Crypto and AI industry groups are pouring tens of millions into the 2026 midterm elections even as a new poll finds most Americans distrust both sectors. An April survey by Public First for Politico found 45% of Americans say investing in cryptocurrency is not worth the risk, while 44% say AI is developing too quickly. Nearly half of respondents said they trust a traditional bank more than a crypto platform, and two-thirds want Congress to impose strict regulations or broad oversight principles on AI.
Those attitudes could complicate races for candidates accepting money from industry-aligned super PACs. In hypothetical matchups, voters were far less likely to support candidates backed by groups advocating looser AI regulations than those endorsed by groups calling for tighter tech rules. “Skepticism of the industries, those results suggest, could turn into voter backlash if Americans grow fed up with the heavy spending,” the report said.

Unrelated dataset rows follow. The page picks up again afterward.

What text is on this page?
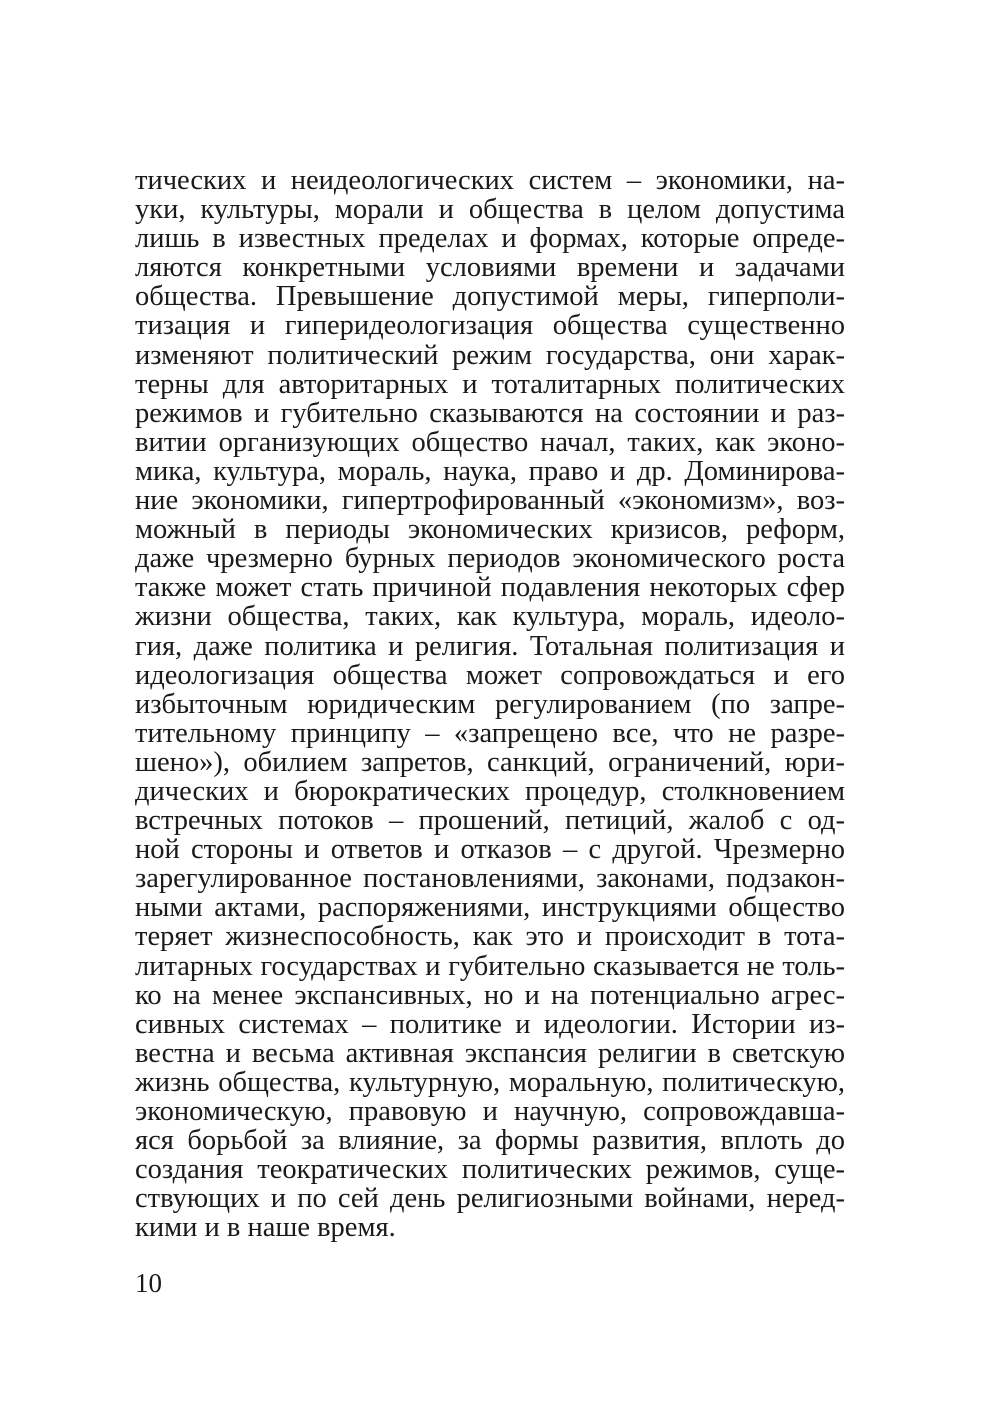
тических и неидеологических систем – экономики, на-
уки, культуры, морали и общества в целом допустима
лишь в известных пределах и формах, которые опреде-
ляются конкретными условиями времени и задачами
общества. Превышение допустимой меры, гиперполи-
тизация и гиперидеологизация общества существенно
изменяют политический режим государства, они харак-
терны для авторитарных и тоталитарных политических
режимов и губительно сказываются на состоянии и раз-
витии организующих общество начал, таких, как эконо-
мика, культура, мораль, наука, право и др. Доминирова-
ние экономики, гипертрофированный «экономизм», воз-
можный в периоды экономических кризисов, реформ,
даже чрезмерно бурных периодов экономического роста
также может стать причиной подавления некоторых сфер
жизни общества, таких, как культура, мораль, идеоло-
гия, даже политика и религия. Тотальная политизация и
идеологизация общества может сопровождаться и его
избыточным юридическим регулированием (по запре-
тительному принципу – «запрещено все, что не разре-
шено»), обилием запретов, санкций, ограничений, юри-
дических и бюрократических процедур, столкновением
встречных потоков – прошений, петиций, жалоб с од-
ной стороны и ответов и отказов – с другой. Чрезмерно
зарегулированное постановлениями, законами, подзакон-
ными актами, распоряжениями, инструкциями общество
теряет жизнеспособность, как это и происходит в тота-
литарных государствах и губительно сказывается не толь-
ко на менее экспансивных, но и на потенциально агрес-
сивных системах – политике и идеологии. Истории из-
вестна и весьма активная экспансия религии в светскую
жизнь общества, культурную, моральную, политическую,
экономическую, правовую и научную, сопровождавша-
яся борьбой за влияние, за формы развития, вплоть до
создания теократических политических режимов, суще-
ствующих и по сей день религиозными войнами, неред-
кими и в наше время.
10
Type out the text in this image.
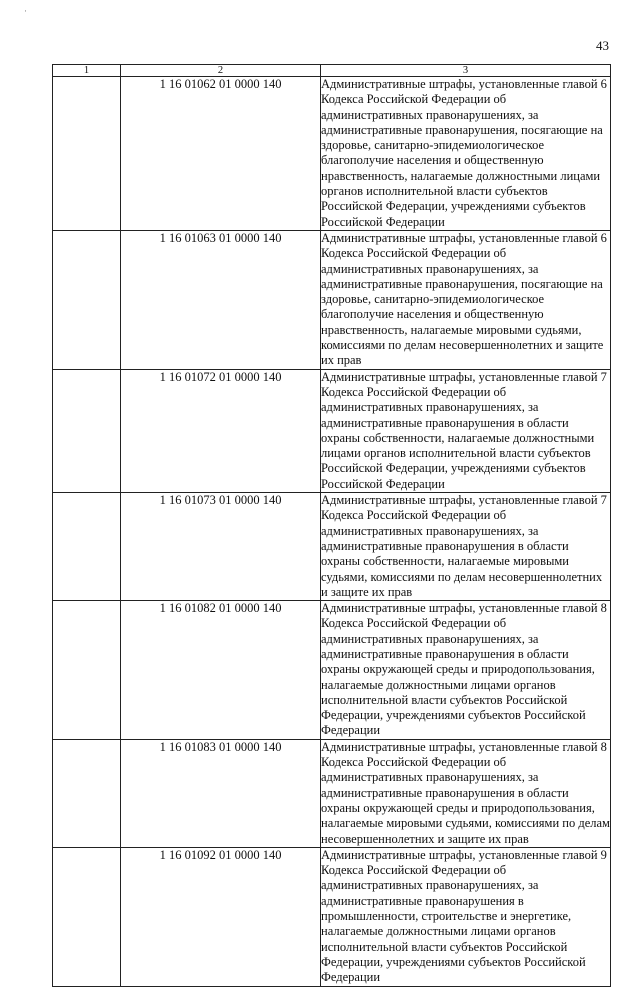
·
43
1	2	3
	1 16 01062 01 0000 140	Административные штрафы, установленные главой 6 Кодекса Российской Федерации об административных правонарушениях, за административные правонарушения, посягающие на здоровье, санитарно-эпидемиологическое благополучие населения и общественную нравственность, налагаемые должностными лицами органов исполнительной власти субъектов Российской Федерации, учреждениями субъектов Российской Федерации
	1 16 01063 01 0000 140	Административные штрафы, установленные главой 6 Кодекса Российской Федерации об административных правонарушениях, за административные правонарушения, посягающие на здоровье, санитарно-эпидемиологическое благополучие населения и общественную нравственность, налагаемые мировыми судьями, комиссиями по делам несовершеннолетних и защите их прав
	1 16 01072 01 0000 140	Административные штрафы, установленные главой 7 Кодекса Российской Федерации об административных правонарушениях, за административные правонарушения в области охраны собственности, налагаемые должностными лицами органов исполнительной власти субъектов Российской Федерации, учреждениями субъектов Российской Федерации
	1 16 01073 01 0000 140	Административные штрафы, установленные главой 7 Кодекса Российской Федерации об административных правонарушениях, за административные правонарушения в области охраны собственности, налагаемые мировыми судьями, комиссиями по делам несовершеннолетних и защите их прав
	1 16 01082 01 0000 140	Административные штрафы, установленные главой 8 Кодекса Российской Федерации об административных правонарушениях, за административные правонарушения в области охраны окружающей среды и природопользования, налагаемые должностными лицами органов исполнительной власти субъектов Российской Федерации, учреждениями субъектов Российской Федерации
	1 16 01083 01 0000 140	Административные штрафы, установленные главой 8 Кодекса Российской Федерации об административных правонарушениях, за административные правонарушения в области охраны окружающей среды и природопользования, налагаемые мировыми судьями, комиссиями по делам несовершеннолетних и защите их прав
	1 16 01092 01 0000 140	Административные штрафы, установленные главой 9 Кодекса Российской Федерации об административных правонарушениях, за административные правонарушения в промышленности, строительстве и энергетике, налагаемые должностными лицами органов исполнительной власти субъектов Российской Федерации, учреждениями субъектов Российской Федерации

The poll was conducted online from April 11–14, surveying 2,035 U.S. adults. Results were weighted by age, race, gender, geography and educational attainment, with an overall margin of sampling error of ±2.2 percentage points.
Pro-AI super PAC Leading the Future, launched in August 2025, has raised more than $75 million and deployed funds in primaries across North Carolina, Texas, Illinois and New York. Fairshake, a pro-crypto PAC backed by Coinbase, Andreessen Horowitz and Ripple Labs, has spent about $28 million in competitive primaries. Both sectors are also increasing lobby spending: OpenAI and Anthropic posted record lobbying expenditures in the first quarter of 2026, while the crypto industry is pushing the CLARITY Act through the Senate, a market-structure bill aimed at delivering regulatory certainty for digital assets.
In 2024, a PAC affiliated with Fairshake spent over $40 million in efforts that helped defeat Ohio Senator Sherrod Brown, a longtime crypto critic who is running again. Despite the large sums being spent now, most voters are unaware of these specific groups: only 9% recognized Leading the Future and just 3% knew Fairshake’s name. Political observers warn that once voters link the money to the industries behind it, backlash could be swift. “I do think if they see somebody is backed by crypto, that’s always going to be a problem,” former Ohio Rep. Jim Renacci said.